Sicher ist sich der Leiter des KAS-Auslandsbüros Großbritannien, dass der Faktor Zeit einer der wichtigsten Aspekte sein wird, sobald die britische Regierung den Artikel 50 des EU-Vertrags geltend macht. Zwar sei für die anschließenden Verhandlungen ein Zeitraum von zwei Jahren vorgesehen. Netto bleibt seines Erachtens jedoch lediglich etwa ein Jahr, weil nach der Bundestagswahl im Herbst zunächst die Regierungsbildung abgeschlossen sein müsse, um richtig Druck aufzubauen. Außerdem gelte es am Ende Übersetzungen anzufertigen, weil sowohl nationale als auch regionale Parlamente innerhalb der EU zu beteiligen sind.

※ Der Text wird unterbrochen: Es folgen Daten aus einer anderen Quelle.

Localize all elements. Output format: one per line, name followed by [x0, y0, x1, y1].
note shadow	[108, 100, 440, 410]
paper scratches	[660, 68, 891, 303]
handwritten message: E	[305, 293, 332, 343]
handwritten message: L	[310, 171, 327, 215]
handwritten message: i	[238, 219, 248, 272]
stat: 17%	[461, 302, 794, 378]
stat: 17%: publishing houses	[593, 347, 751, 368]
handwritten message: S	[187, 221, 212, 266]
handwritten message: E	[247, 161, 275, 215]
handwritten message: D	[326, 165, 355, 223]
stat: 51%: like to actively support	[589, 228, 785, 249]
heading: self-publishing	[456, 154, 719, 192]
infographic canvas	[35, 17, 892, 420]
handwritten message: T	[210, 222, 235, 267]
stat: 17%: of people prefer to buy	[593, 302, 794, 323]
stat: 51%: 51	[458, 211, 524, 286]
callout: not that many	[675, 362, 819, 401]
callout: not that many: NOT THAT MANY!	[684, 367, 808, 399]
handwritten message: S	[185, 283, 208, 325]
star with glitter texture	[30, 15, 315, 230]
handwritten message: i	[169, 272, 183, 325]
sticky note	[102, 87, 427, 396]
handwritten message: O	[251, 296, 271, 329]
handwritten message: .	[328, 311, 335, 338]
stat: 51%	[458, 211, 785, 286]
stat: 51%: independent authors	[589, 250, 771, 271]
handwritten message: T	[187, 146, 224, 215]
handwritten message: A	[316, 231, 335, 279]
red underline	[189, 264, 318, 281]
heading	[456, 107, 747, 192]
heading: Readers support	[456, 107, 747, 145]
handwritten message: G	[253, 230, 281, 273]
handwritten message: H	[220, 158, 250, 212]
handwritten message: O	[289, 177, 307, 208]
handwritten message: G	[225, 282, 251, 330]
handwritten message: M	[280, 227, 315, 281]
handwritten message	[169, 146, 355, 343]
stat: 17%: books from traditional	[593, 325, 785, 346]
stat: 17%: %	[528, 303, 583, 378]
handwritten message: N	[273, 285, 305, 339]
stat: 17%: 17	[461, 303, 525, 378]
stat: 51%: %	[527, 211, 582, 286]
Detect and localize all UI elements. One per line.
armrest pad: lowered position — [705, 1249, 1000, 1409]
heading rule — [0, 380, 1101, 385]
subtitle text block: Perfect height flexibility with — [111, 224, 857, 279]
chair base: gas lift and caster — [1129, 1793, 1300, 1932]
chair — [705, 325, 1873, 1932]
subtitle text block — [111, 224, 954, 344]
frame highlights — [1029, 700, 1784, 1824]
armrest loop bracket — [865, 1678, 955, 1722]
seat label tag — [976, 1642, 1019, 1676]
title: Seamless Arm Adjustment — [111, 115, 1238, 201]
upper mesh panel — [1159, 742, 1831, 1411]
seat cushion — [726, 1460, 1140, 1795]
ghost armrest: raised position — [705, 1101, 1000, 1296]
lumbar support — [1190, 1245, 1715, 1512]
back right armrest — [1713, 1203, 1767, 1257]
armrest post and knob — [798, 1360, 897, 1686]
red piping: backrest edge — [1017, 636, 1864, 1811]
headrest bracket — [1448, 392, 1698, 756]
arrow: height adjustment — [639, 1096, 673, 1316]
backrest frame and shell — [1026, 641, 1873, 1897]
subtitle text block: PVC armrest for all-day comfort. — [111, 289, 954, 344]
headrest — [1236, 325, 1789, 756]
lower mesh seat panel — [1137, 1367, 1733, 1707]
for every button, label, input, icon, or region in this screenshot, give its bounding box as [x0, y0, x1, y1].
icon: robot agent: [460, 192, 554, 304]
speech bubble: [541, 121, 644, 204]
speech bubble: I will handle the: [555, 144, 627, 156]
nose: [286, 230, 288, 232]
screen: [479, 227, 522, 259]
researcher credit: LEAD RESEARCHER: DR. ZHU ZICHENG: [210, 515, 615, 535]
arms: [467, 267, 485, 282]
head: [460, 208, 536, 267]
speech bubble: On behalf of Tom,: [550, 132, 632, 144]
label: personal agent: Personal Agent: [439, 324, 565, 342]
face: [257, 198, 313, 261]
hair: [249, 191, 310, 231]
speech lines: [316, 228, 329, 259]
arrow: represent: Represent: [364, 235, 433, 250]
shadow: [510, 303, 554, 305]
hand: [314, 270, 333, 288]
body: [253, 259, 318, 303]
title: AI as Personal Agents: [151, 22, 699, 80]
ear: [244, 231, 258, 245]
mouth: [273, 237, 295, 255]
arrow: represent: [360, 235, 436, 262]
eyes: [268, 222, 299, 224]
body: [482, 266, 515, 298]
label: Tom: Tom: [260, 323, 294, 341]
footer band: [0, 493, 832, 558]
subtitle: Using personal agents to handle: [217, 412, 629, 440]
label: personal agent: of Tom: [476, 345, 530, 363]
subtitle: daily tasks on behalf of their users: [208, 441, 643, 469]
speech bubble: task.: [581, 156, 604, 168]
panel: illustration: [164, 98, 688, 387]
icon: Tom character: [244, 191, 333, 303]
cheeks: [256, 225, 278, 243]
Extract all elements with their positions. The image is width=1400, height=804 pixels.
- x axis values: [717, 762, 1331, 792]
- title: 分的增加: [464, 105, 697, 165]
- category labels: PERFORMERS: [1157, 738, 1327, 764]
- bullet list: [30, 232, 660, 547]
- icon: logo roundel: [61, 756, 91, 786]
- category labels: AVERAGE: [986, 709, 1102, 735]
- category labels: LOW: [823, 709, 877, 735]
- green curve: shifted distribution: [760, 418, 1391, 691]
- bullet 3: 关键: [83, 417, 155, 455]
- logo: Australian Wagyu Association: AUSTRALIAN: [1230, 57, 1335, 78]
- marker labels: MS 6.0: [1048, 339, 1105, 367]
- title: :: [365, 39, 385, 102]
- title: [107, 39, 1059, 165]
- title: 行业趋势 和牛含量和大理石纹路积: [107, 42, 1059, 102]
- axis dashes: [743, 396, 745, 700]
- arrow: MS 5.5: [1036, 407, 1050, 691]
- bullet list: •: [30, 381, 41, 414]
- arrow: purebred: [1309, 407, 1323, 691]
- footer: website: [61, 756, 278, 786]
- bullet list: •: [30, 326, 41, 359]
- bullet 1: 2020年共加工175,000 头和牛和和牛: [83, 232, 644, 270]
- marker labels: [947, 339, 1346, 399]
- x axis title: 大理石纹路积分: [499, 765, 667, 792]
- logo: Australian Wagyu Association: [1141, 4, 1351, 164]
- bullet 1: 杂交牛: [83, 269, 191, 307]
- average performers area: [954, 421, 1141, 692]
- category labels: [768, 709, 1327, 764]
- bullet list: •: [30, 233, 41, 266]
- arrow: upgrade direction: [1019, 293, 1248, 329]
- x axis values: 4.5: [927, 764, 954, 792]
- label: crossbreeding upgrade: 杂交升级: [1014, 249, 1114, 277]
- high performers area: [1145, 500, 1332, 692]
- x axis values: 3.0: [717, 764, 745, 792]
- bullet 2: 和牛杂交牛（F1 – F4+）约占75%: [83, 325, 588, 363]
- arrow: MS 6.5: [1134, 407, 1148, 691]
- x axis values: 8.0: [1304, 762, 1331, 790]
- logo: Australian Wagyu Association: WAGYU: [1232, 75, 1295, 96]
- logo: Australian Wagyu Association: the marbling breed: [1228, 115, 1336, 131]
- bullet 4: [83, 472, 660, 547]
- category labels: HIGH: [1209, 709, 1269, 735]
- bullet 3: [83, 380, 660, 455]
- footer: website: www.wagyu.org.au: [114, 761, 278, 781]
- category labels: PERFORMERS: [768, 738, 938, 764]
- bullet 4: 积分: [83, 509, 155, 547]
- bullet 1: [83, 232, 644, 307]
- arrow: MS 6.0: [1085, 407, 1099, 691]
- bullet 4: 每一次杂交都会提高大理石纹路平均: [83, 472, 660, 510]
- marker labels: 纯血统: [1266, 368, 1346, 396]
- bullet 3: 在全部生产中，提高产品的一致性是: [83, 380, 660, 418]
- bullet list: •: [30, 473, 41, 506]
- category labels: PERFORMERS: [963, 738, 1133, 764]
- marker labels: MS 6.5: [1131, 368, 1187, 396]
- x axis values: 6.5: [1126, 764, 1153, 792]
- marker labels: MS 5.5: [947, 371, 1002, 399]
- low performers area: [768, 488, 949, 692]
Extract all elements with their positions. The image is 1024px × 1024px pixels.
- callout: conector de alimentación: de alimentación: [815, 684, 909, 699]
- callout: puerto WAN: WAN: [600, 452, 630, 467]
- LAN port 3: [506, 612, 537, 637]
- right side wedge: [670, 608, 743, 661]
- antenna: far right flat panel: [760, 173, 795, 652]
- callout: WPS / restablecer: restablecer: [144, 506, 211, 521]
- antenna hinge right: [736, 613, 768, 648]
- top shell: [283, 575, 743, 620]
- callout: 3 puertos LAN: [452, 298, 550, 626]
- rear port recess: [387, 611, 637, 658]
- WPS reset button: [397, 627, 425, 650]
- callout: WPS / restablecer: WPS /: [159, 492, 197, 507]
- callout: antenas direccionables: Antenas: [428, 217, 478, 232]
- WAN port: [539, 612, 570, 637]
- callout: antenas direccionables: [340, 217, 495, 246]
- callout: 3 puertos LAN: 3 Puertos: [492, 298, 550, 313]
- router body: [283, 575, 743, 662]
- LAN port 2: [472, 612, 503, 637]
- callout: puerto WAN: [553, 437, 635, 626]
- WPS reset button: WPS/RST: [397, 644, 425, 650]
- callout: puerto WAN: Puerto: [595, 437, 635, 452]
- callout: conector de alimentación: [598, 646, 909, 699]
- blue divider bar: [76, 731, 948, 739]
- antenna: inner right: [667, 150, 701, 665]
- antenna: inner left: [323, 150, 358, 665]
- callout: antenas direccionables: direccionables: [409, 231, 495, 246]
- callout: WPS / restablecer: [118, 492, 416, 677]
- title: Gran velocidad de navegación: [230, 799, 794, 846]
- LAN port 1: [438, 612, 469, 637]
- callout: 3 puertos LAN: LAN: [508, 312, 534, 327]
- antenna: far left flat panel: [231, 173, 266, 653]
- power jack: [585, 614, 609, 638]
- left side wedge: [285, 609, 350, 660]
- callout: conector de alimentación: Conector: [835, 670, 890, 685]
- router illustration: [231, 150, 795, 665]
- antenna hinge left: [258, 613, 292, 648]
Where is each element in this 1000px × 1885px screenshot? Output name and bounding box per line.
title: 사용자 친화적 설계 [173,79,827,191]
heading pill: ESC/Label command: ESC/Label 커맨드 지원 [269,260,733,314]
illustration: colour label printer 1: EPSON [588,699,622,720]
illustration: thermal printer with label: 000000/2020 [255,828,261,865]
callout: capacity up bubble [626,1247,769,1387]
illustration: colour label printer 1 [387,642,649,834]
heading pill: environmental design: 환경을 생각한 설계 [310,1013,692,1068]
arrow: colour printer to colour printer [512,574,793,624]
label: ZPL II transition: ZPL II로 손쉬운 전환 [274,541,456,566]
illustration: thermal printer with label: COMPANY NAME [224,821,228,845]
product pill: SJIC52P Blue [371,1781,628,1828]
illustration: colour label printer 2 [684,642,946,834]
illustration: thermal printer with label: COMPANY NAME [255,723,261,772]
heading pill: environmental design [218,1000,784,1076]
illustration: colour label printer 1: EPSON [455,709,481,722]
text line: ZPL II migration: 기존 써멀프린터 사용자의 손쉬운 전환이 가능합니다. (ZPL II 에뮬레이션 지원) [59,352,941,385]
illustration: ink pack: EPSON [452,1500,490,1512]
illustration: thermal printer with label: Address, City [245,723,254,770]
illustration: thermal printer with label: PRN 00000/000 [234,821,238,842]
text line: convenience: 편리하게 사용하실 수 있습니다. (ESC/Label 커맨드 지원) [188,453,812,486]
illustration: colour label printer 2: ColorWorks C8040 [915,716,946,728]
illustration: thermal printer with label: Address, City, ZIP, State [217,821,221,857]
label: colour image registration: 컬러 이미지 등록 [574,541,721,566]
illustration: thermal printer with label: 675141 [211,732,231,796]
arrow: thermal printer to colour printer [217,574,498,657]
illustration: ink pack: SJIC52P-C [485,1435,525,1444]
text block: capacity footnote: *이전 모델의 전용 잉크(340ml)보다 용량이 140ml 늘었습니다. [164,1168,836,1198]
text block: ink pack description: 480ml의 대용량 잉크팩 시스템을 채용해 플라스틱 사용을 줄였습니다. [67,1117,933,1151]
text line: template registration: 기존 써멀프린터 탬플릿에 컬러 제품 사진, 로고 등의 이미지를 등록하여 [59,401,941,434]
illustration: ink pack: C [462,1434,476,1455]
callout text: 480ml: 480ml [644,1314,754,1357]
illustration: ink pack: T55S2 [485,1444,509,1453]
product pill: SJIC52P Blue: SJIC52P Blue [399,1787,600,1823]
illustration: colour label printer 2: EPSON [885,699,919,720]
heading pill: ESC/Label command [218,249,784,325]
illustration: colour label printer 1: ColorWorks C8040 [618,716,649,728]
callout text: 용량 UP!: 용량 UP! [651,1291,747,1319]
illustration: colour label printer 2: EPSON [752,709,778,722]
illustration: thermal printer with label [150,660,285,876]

Profitiert hessische Bankenmetropole?

Für die Bankenmetropole Frankfurt könne es jedoch schon bis zum Sommer spannend werden. Denn bis dahin dürfte es am Finanzplatz London erste Entscheidungen über eine Verlagerung von Geschäftsbereichen geben, die mit dem Euro korrelieren. „Wenn man reagieren will, dann im ersten Halbjahr 2017, um Anfang 2019 handlungsfähig zu sein, wenn der Austritt de jure und de facto vollzogen ist“, betont Hans-Hartwig Blomeier. Ob es die betroffenen Geldinstitute mit ihren Geschäftsfeldern aber wirklich nach Frankfurt oder nicht eher nach Dublin oder Paris ziehe, gehöre zu den Bereichen, über die man derzeit noch keine sicheren Prognosen abgeben könne.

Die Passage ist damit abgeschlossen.